TEXT_RESPONSE_TOOL = {
"name": "text_response",
"description": "Return a natural language response to the user.",
"parameters": {
"type": "object",
"properties": {
"content": {
"type": "string",
"description": "The response text."
}
},
"required": ["content"]
}
}
Once this was included in every tool-capable prompt, the model had a valid structured output path for conversational replies and used it consistently.
Summary
| Behavior | Finding |
|---|---|
add_generation_prompt in tool mode |
Must be False; True suppresses tool calls |
add_generation_prompt in streaming mode |
Must be True; False produces no output |
| Streaming + tool calls | Incompatible; requires a two-call pattern |
Few-shot AssistantBlock examples |
2 examples optimal; more degrades quality |
| System instruction length | Shorter is better for tool calling accuracy |
| Mixed tool/text prompts | Add a text_response tool to prevent the model inventing names |
The format library itself (swiss-ai/apertus-format) worked correctly in all cases β these are observations about prompt construction strategy, not library bugs. Happy to share more detail on any of the above.
This is very cool, thanks for sharing your experience here. Do you have a blog? Or considered posting this to your HF profile? It would be nice to learn a little more about the context of your explorations.
See also #18
Thanks, @loleg ! I have been meaning to dust off my blog, but I have yet to get around to that. In the meantime, here is a little more of a teaser for what I am doing.

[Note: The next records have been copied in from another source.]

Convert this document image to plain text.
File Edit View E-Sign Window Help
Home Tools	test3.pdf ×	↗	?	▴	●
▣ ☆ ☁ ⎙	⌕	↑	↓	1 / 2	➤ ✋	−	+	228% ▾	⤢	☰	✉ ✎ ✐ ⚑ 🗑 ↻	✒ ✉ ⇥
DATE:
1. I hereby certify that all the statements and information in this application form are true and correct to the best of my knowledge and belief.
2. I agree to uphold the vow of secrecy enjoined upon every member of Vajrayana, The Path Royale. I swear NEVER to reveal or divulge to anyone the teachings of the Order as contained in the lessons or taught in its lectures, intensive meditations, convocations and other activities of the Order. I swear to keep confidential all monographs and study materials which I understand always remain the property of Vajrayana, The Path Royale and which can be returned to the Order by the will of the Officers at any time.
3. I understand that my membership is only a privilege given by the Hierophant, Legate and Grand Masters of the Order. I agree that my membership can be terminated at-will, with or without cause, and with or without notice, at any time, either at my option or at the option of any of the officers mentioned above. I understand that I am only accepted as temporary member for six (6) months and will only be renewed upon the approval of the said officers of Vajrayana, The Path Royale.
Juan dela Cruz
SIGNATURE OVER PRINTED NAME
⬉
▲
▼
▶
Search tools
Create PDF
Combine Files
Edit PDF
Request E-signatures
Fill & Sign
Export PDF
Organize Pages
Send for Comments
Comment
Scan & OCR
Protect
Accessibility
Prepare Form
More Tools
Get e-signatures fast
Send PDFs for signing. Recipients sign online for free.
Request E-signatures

I want the intent and context awareness that AI can bring to everyday interactions, but I didn't want my personal assistant gossiping about me to Zuckerberg, Altman, and Bezos. So I built my own: a fully on-premises home intelligence system running swiss-ai/Apertus-8B-Instruct locally on an RTX 3090 via vLLM, with a fine-tuned LoRA adapter trained on my home layout and device vocabulary. Voice is captured and transcribed locally via Whisper STT, responses are synthesized via XTTS and streamed sentence-by-sentence to speakers throughout the house. Nothing leaves the building. A confidence-based symbolic reasoning layer sits in front of the LLM, handling routine requests from a local skill cache in under 150ms and only escalating to the model when genuinely needed. All services communicate over an MQTT broker with mutual TLS certificate authentication. Happy to share more detail on any part of the stack.